Multiple exp^[1/2](z) by same sexp ?

[tommy1729]

What about f(z)=sexp(2*z)? We can generate the function
\( g(z) = f(f^{-1}(z)+1/2)=\exp(z) \), which is entire... I guess that's not fair since the multiple branches as you circle the fixed point of L all agree at integer values of n.

Your f(z) has order 2 and your g(z) has order 1.
In my example it was order 1 and order 1/2.
The clue is that a point on sexp*(a) that is analytic cannot be mapped to a singularity at sexp*(a+b) while assuming that exp*^[b] is entire.

But what if the fixed point is real? Can we say that \( g(z) = f(f^{-1}(z)+1/2)=\exp(z) \) is never entire?
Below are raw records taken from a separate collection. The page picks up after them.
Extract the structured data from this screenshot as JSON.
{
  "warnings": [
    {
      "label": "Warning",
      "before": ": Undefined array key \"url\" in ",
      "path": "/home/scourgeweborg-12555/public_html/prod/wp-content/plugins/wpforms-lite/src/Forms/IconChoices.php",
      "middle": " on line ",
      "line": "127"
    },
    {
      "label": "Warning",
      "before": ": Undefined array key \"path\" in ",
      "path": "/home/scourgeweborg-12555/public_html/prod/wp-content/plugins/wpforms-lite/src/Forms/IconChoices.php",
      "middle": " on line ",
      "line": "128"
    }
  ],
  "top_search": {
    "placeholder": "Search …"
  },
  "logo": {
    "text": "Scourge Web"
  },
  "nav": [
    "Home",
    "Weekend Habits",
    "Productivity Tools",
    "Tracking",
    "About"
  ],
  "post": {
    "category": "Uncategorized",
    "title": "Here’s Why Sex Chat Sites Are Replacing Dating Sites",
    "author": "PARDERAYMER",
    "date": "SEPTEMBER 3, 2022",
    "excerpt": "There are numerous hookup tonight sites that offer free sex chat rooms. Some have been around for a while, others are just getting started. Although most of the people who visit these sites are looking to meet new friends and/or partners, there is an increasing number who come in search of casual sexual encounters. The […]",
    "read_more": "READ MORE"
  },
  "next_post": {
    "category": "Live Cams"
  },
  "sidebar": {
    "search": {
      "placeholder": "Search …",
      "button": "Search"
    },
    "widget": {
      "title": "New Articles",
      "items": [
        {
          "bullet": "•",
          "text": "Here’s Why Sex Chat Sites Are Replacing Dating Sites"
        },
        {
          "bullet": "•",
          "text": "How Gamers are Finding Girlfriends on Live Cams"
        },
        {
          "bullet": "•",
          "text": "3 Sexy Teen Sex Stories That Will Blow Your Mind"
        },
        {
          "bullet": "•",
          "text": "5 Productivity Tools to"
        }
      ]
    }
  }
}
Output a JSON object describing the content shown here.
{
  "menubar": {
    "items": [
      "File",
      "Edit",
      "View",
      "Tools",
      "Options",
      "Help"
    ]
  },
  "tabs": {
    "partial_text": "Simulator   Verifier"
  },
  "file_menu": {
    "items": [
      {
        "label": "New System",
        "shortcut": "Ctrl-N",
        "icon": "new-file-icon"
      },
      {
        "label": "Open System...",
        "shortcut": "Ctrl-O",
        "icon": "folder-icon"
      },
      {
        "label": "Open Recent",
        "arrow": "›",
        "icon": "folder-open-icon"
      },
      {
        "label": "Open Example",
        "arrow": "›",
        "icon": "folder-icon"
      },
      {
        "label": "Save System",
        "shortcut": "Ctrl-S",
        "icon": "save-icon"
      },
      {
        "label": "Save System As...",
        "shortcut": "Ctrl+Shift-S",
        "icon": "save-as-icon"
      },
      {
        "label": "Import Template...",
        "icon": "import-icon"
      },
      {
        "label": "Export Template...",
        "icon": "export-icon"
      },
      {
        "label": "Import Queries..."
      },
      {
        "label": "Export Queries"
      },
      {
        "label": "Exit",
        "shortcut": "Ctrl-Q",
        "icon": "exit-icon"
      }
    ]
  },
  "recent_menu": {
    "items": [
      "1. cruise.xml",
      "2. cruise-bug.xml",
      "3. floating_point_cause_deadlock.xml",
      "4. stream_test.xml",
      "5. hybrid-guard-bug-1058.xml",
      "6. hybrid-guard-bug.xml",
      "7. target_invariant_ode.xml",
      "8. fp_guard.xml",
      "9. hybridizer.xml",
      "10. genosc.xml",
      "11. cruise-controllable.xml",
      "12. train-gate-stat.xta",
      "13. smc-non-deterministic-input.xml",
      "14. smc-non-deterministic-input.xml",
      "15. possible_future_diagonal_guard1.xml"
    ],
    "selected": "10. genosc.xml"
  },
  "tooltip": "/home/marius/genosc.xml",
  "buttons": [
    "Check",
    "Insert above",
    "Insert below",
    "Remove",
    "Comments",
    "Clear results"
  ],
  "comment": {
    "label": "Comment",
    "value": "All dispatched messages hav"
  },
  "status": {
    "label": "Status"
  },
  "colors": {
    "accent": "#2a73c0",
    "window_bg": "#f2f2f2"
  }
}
If the only fixpoint is real then it resembles iterations of eta^z (or exp(z)-1).
But eta^z (or exp(z)-1) has a parabolic fixpoint ( you are long enough into tetration to know what that implies ).

---

It seems that things get complicated if we assume more than 1 fixpoint pair.

However this means sexp* has more branches than sexp.
And It seems therefore we get the same result.

This lacks some formal formulation I admit. But I think you understand what I mean.

---

regards

tommy1729